I wonder this too. My guess is that he did not like "heavyweight" branching and the lack of cherry-pick/rebase. At any rate that is why I didn't like it back then.
Sun Microsystems (RIP) back then went with Mercurial instead of Git mainly because Mercurial had better support for file renames than Git did, but at Sun we used a rebase workflow with Mercurial even though Mercurial didn't have a rebase command. Sun had been using a rebase workflow since 1992. Rebase with Mercurial was wonky, but we were used to wonky workflows with Teamware anyways. Going with Mercurial was a mistake. Idk what Oracle does now internally, but I bet they use Git. Illumos uses Git.
Git ignored that particular Gordian knot by ignoring it. Many VCSs agonised over file identity. They overestimated the importance and underestimated its difficulty. It's basically impossible in the general sense.
Ah, right, at Sun we used MQ. But anyways, just glancing at the hg evolve docs I'm unconvinced. And anyways, it's an "extension". Mercurial fought rebase for a long time, and they did dumb things like "rebase is non-interactive, and histedit is for when you want to edit the history".
And that is partly why Mercurial lost. They insisted on being opinionated about workflows being merge-based. Git is not opinionated. Git lets you use merge workflows if you like that, and rebase workflows if you like that, and none of this judgment about devs editing local history -- how dare the VCS tell me what to do with my local history?!
A lot of things in Mercurial kind of geared you towards using it more like Subversion was used. You pretty much could use Mercurial just like git was, and is, used, but the defaults didn't guide you to that direction.

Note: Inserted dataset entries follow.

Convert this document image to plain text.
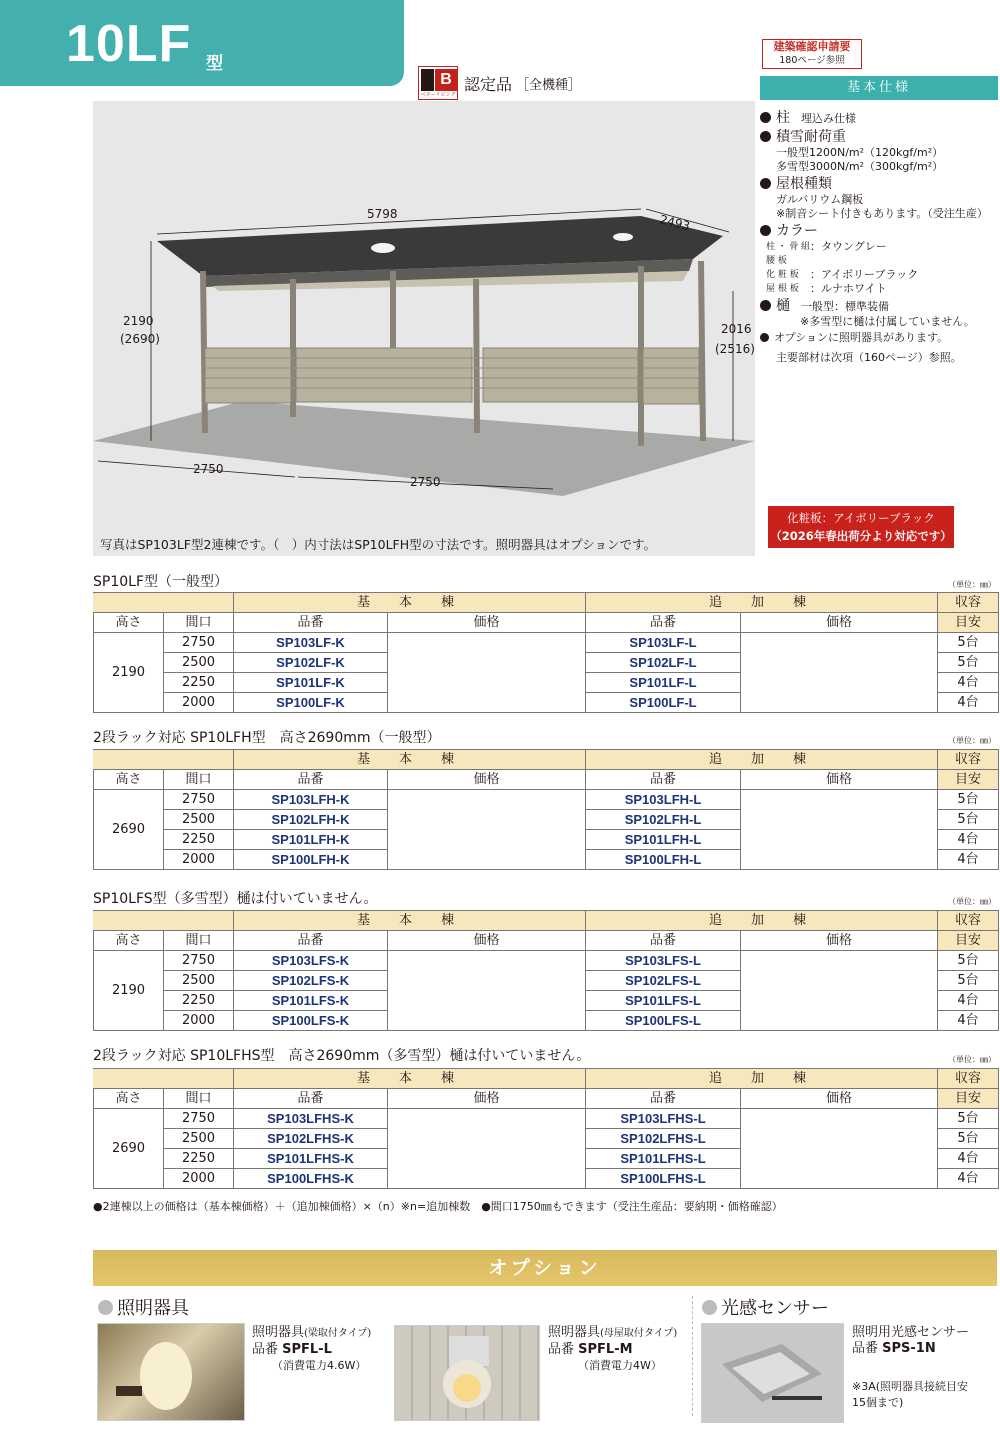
10LF 型
B
ベターリビング
認定品 ［全機種］
建築確認申請要
180ページ参照
基本仕様
柱　 埋込み仕様
積雪耐荷重
一般型1200N/m²（120kgf/m²）
多雪型3000N/m²（300kgf/m²）
屋根種類
ガルバリウム鋼板
※制音シート付きもあります。（受注生産）
カラー
柱・骨組 腰 板
：タウングレー
化 粧 板	：アイボリーブラック
屋 根 板	：ルナホワイト
樋　 一般型：標準装備
※多雪型に樋は付属していません。
オプションに照明器具があります。
主要部材は次項（160ページ）参照。
5798	2493
2190
(2690)
2016
(2516)
2750
2750
写真はSP103LF型2連棟です。（　）内寸法はSP10LFH型の寸法です。照明器具はオプションです。
化粧板：アイボリーブラック
（2026年春出荷分より対応です）
SP10LF型（一般型）	（単位：㎜）
		基　本　棟		追　加　棟		収容
高さ	間口	品番	価格	品番	価格	目安
2190	2750	SP103LF-K		SP103LF-L		5台
	2500	SP102LF-K		SP102LF-L		5台
	2250	SP101LF-K		SP101LF-L		4台
	2000	SP100LF-K		SP100LF-L		4台
2段ラック対応 SP10LFH型　高さ2690mm（一般型）	（単位：㎜）
		基　本　棟		追　加　棟		収容
高さ	間口	品番	価格	品番	価格	目安
2690	2750	SP103LFH-K		SP103LFH-L		5台
	2500	SP102LFH-K		SP102LFH-L		5台
	2250	SP101LFH-K		SP101LFH-L		4台
	2000	SP100LFH-K		SP100LFH-L		4台
SP10LFS型（多雪型）樋は付いていません。	（単位：㎜）
		基　本　棟		追　加　棟		収容
高さ	間口	品番	価格	品番	価格	目安
2190	2750	SP103LFS-K		SP103LFS-L		5台
	2500	SP102LFS-K		SP102LFS-L		5台
	2250	SP101LFS-K		SP101LFS-L		4台
	2000	SP100LFS-K		SP100LFS-L		4台
2段ラック対応 SP10LFHS型　高さ2690mm（多雪型）樋は付いていません。	（単位：㎜）
		基　本　棟		追　加　棟		収容
高さ	間口	品番	価格	品番	価格	目安
2690	2750	SP103LFHS-K		SP103LFHS-L		5台
	2500	SP102LFHS-K		SP102LFHS-L		5台
	2250	SP101LFHS-K		SP101LFHS-L		4台
	2000	SP100LFHS-K		SP100LFHS-L		4台
●2連棟以上の価格は（基本棟価格）＋（追加棟価格）×（n）※n=追加棟数　●間口1750㎜もできます（受注生産品：要納期・価格確認）
オプション
照明器具	光感センサー
照明器具(梁取付タイプ)
品番 SPFL-L
（消費電力4.6W）
照明器具(母屋取付タイプ)
品番 SPFL-M
（消費電力4W）
照明用光感センサー
品番 SPS-1N
※3A(照明器具接続目安
15個まで)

One bigger difference I can think of is, Mercurial has permanently named branched (branch name is written in the commit), whereas in git branches are just named pointers. Mercurial got bookmarks in 2008 as an extension, and added to the core in 2011. If you used unnamed branches and bookmarks, you could use Mercurial exactly like git. But git was published in 2005.
Another is git's staging area. You can get pretty much the same functionality with repeatedly using `hg commit --amend` but again, in git the default gears you towards using the staging approach, in Mercurial you have specifically search for a way to get it to function this way.
I may be misremembering but c vs python was a part of it. I don't think Linus thought too highly of python, or any interpreted languages, except shell perhaps, and didn't want to deal with installing and managing python packages.
> and didn't want to deal with installing and managing python packages.
Based on the fact that ecosystem torpedoed an entire major version of the language, and that there are a bazillion competing and incompatible dep managers, it seems that bet turned out well
Sun Microsystems (RIP) back then went with Mercurial instead of Git mainly because Mercurial had better support for file renames than Git did, but at Sun we used a rebase workflow with Mercurial even though Mercurial didn't have a rebase command. Sun had been using a rebase workflow since 1992. Rebase with Mercurial was wonky, but we were used to wonky workflows with Teamware anyways. Going with Mercurial was a mistake. Idk what Oracle does now internally, but I bet they use Git. Illumos uses Git.